Québec songe à poursuivre Ottawa pour contester sa garantie de prêt «déloyale» de 4,2 milliards à Terre-Neuve pour la centrale hydro-électrique du Bas-Churchill.

«Pour l'instant, on n'écarte aucune option, que ce soit un recours juridique ou politique», annonce Pierre Moreau, ministère des Affaires intergouvernementales.

Ottawa a confirmé sa participation au projet ce matin en adoptant un protocole d'entente avec Terre-Neuve-et-Labrador.

L'entente finale doit être signée d'ici le 30 novembre. Comme il s'y était engagé en campagne électorale, le gouvernement Harper offrira une garantie de prêt de 4,2 milliards, sur un projet de 6,2 milliards. L'argent servira à construire des câbles sous-marins pour acheminer l'électricité de la centrale du Labrador à Terre-Neuve puis à la Nouvelle-Écosse. Elle pourra ensuite être vendue au reste du marché nord-américain.

Terre-Neuve-et-Labrador voulait utiliser les lignes de transmission du Québec pour transporter son électricité vers les États-Unis. Il n'y a pas eu d'entente. La province a réagi avec ce projet de câbles sous-marins pour contourner le Québec.

Or, Québec n'a jamais reçu - et ne demande pas non plus - de subvention fédérale pour transporter son électricité.

Cette subvention a déjà été dénoncée unanimement par l'Assemblée nationale. Elle est toutefois appuyée par l'opposition à Ottawa, à l'exception du Bloc. Le NPD appuie la garantie de prêt, mais demande une aide similaire à d'autres projets verts dans le reste du pays.

Seulement 40% de l'électricité produite par la centrale est destinée au marché terre-neuvien. Le reste doit être vendu à la Nouvelle-Écosse (20%) et au reste du marché nord-américain (40%), calcule M. Moreau.

«(Le gouvernement Harper) crée une compétition déloyale sur le marché international et il subventionne aussi les tarifs d'électricité à Terre-Neuve-et-Labrador et en Nouvelle-Écosse, sur le marché domestique.

Le ministre estime que tout n'est pas encore joué. Les détails de l'entente financière seront dévoilés dans les prochaines semaines. Il pourrait s'agir d'une garantie de prêt ou d'un achat de garantie de prêt. Terre-Neuve-et-Labrador a déjà estimé qu'elle économisera ainsi 120 millions $ en versement d'intérêts.

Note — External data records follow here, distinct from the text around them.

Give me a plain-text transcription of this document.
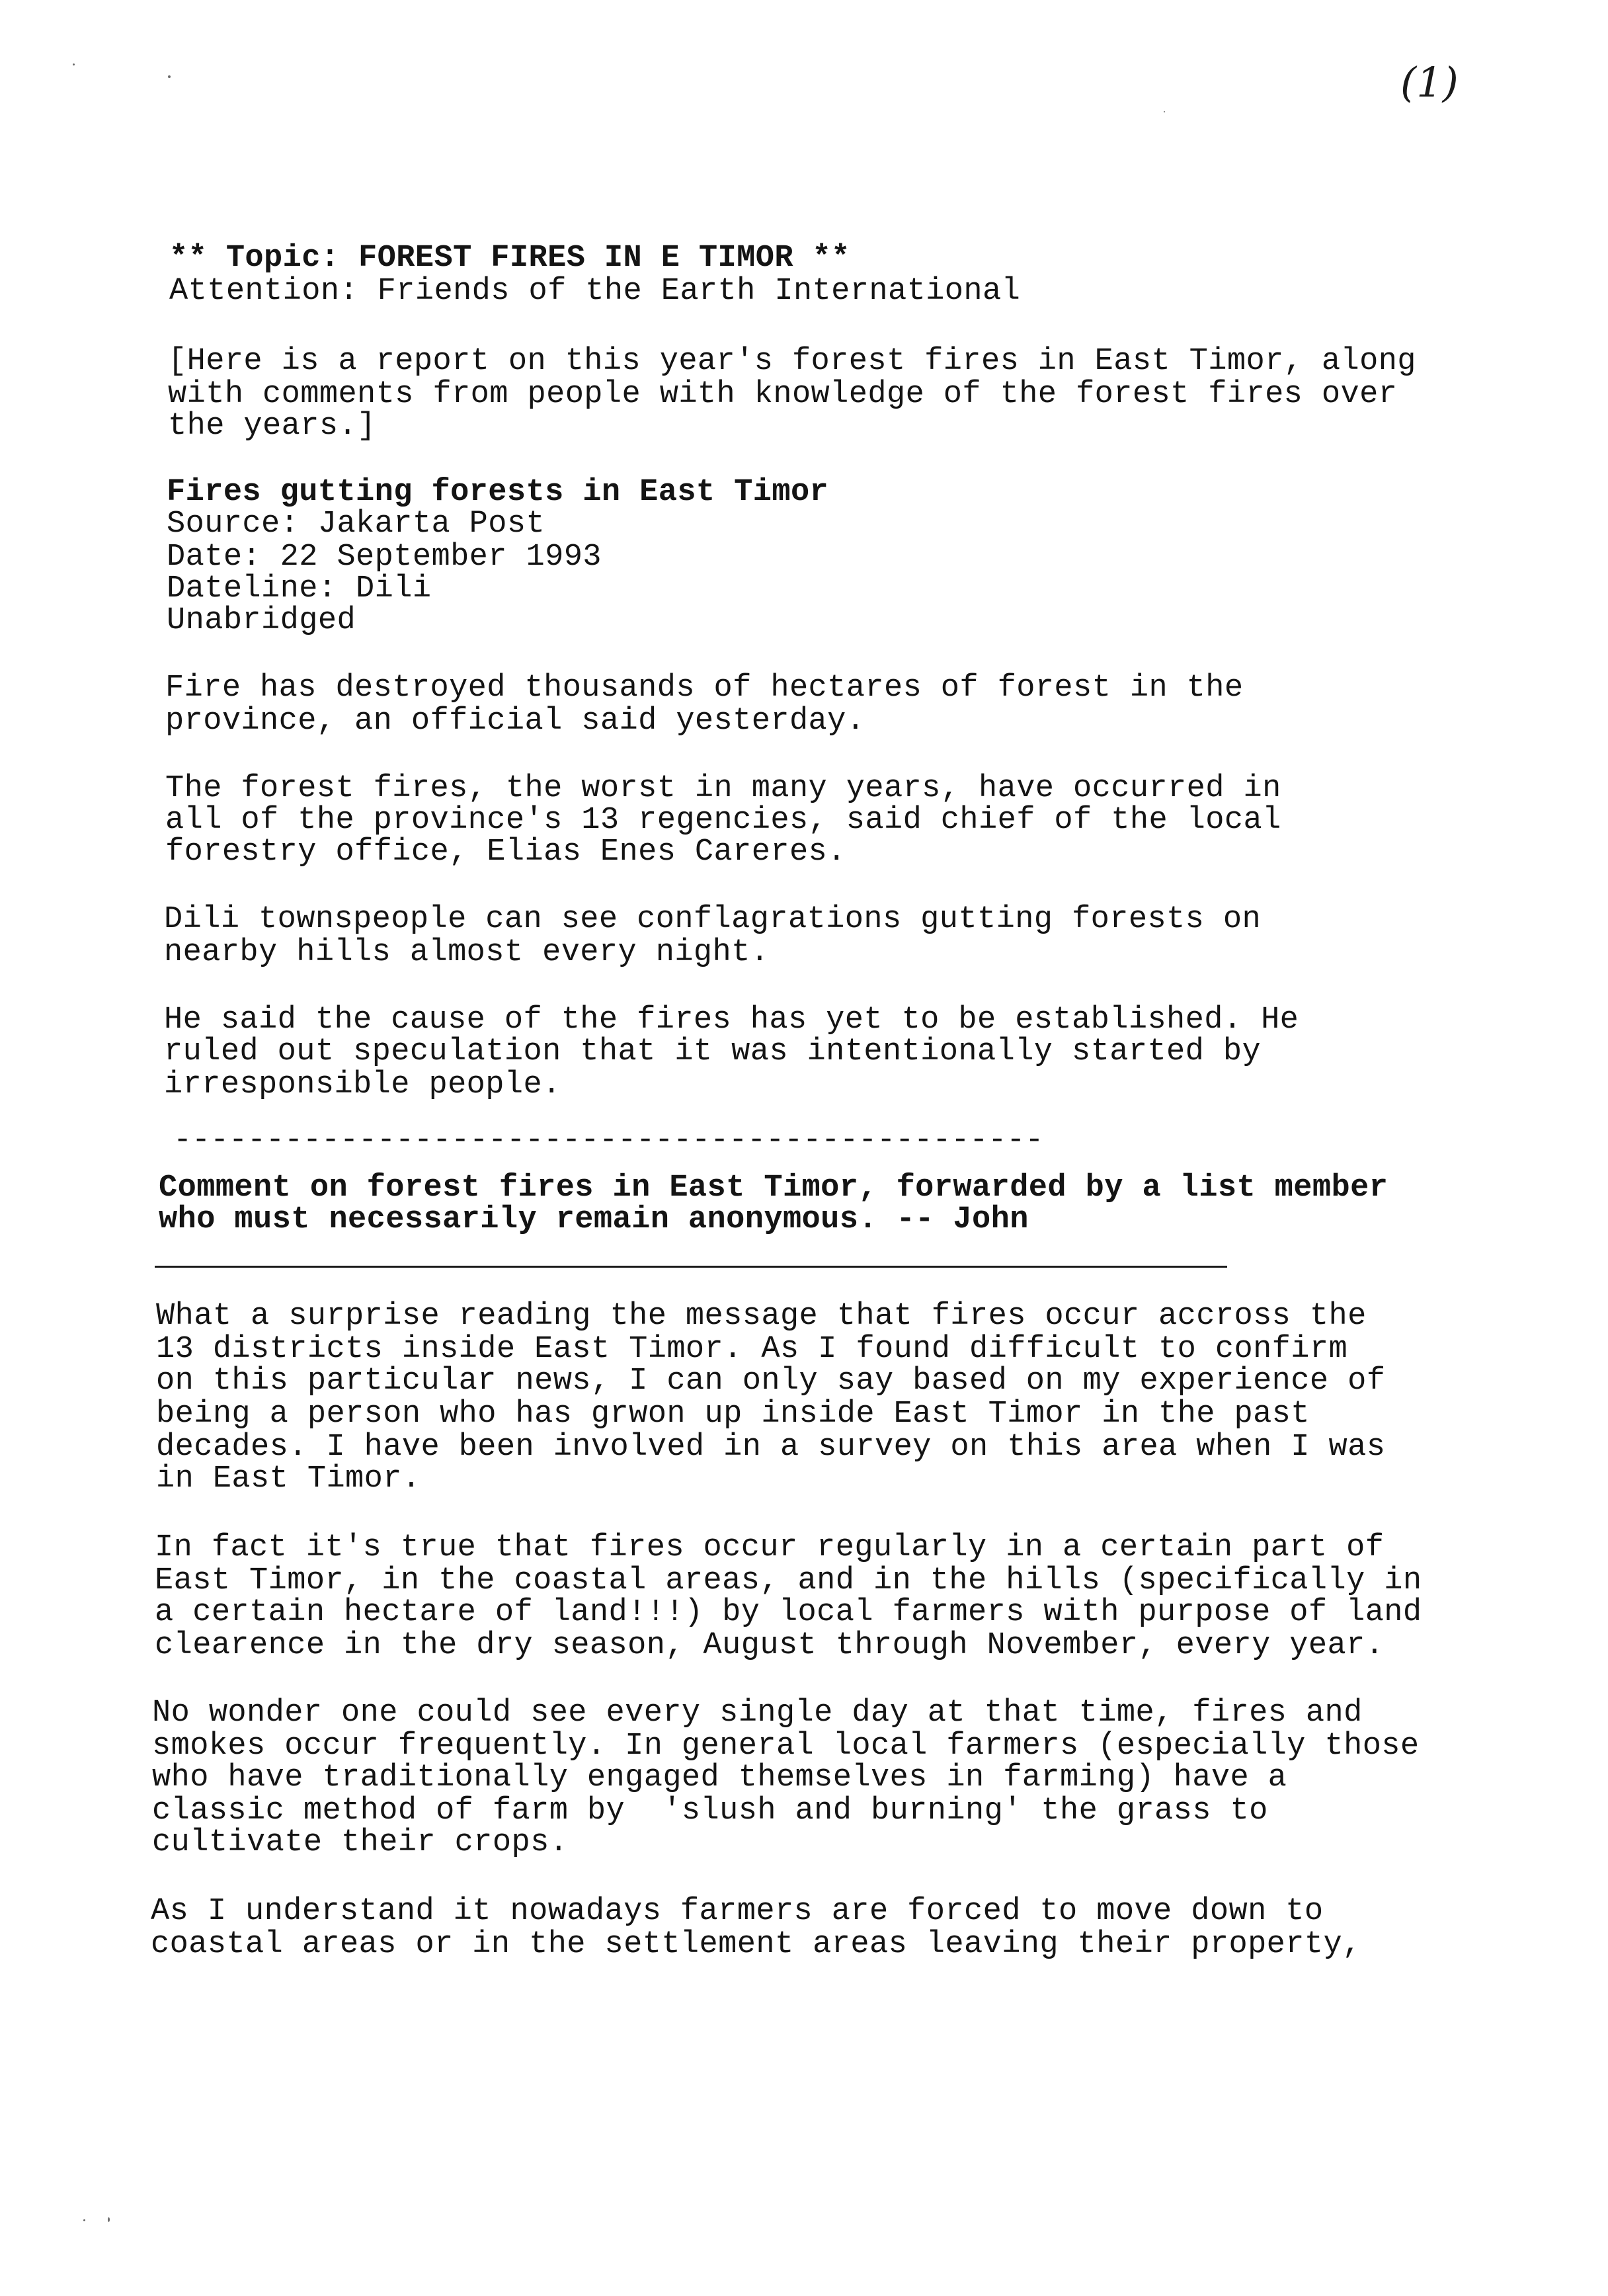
(1)
** Topic: FOREST FIRES IN E TIMOR **
Attention: Friends of the Earth International
[Here is a report on this year's forest fires in East Timor, along
with comments from people with knowledge of the forest fires over
the years.]
Fires gutting forests in East Timor
Source: Jakarta Post
Date: 22 September 1993
Dateline: Dili
Unabridged
Fire has destroyed thousands of hectares of forest in the
province, an official said yesterday.
The forest fires, the worst in many years, have occurred in
all of the province's 13 regencies, said chief of the local
forestry office, Elias Enes Careres.
Dili townspeople can see conflagrations gutting forests on
nearby hills almost every night.
He said the cause of the fires has yet to be established. He
ruled out speculation that it was intentionally started by
irresponsible people.
-----------------------------------------------
Comment on forest fires in East Timor, forwarded by a list member
who must necessarily remain anonymous. -- John
What a surprise reading the message that fires occur accross the
13 districts inside East Timor. As I found difficult to confirm
on this particular news, I can only say based on my experience of
being a person who has grwon up inside East Timor in the past
decades. I have been involved in a survey on this area when I was
in East Timor.
In fact it's true that fires occur regularly in a certain part of
East Timor, in the coastal areas, and in the hills (specifically in
a certain hectare of land!!!) by local farmers with purpose of land
clearence in the dry season, August through November, every year.
No wonder one could see every single day at that time, fires and
smokes occur frequently. In general local farmers (especially those
who have traditionally engaged themselves in farming) have a
classic method of farm by  'slush and burning' the grass to
cultivate their crops.
As I understand it nowadays farmers are forced to move down to
coastal areas or in the settlement areas leaving their property,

M. Moreau attend de connaître ces détails avant de prendre une décision. Il dit pouvoir compter sur l'appui d'autres provinces. «Le gouvernement de l'Ontario a lui-même exprimé sa vive préoccupation que ses citoyens paient à même leurs taxes et leurs impôts les tarifs d'électricité de Terre-Neuve-et-Labrador et de la Nouvelle-Écosse», explique-t-il.

«Réédition de la nuit des longs couteaux»

Selon Sylvain Gaudreault, critique sortant du PQ en matière d'Énergie, cette garantie de prêt se compare à un des moments les plus marquants du dernier siècle de la politique canadienne.

C'est «ni plus, ni moins la réédition de la nuit des couteaux en plein jour», s'est-il indigné.

Il assure que sa métaphore n'est pas trop forte. «Les enjeux d'énergie, ce sont les enjeux de l'avenir», explique-t-il.

Il accuse le gouvernement Charest de «tolérer (...) que les Québécois se fassent avoir».

En juillet, la ministre des Ressources naturelles, Nathalie Normandeau, avait consenti à un cadre énergétique canadien, lors d'une rencontre à Kananaskis, en Alberta. «Le gouvernement perdu tout son rapport de force», déplore M. Gaudreault.

Traitement équitable, assure Ottawa

Le bureau de Christian Paradis, lieutenant politique du Québec dans le gouvernement Harper, s'étonne de ces doléances. «Toutes les régions du pays sont traitées équitablement, comme nous l'avions promis», assure Pascale Boulay, attachée de presse du ministre Paradis.

Le gouvernement Harper a déjà annoncé qu'il financerait les projets d'infrastructures qui diminuent significativement les émissions gaz à effet de serre. Celui du Bas-Churchill les pourrait les réduire de 4,5 millions de tonnes par année. C'est l'équivalent de retirer 3,2 millions de voitures des routes.

Le gouvernement Harper dit que si Québec dépose un projet, il sera évalué de façon équitable.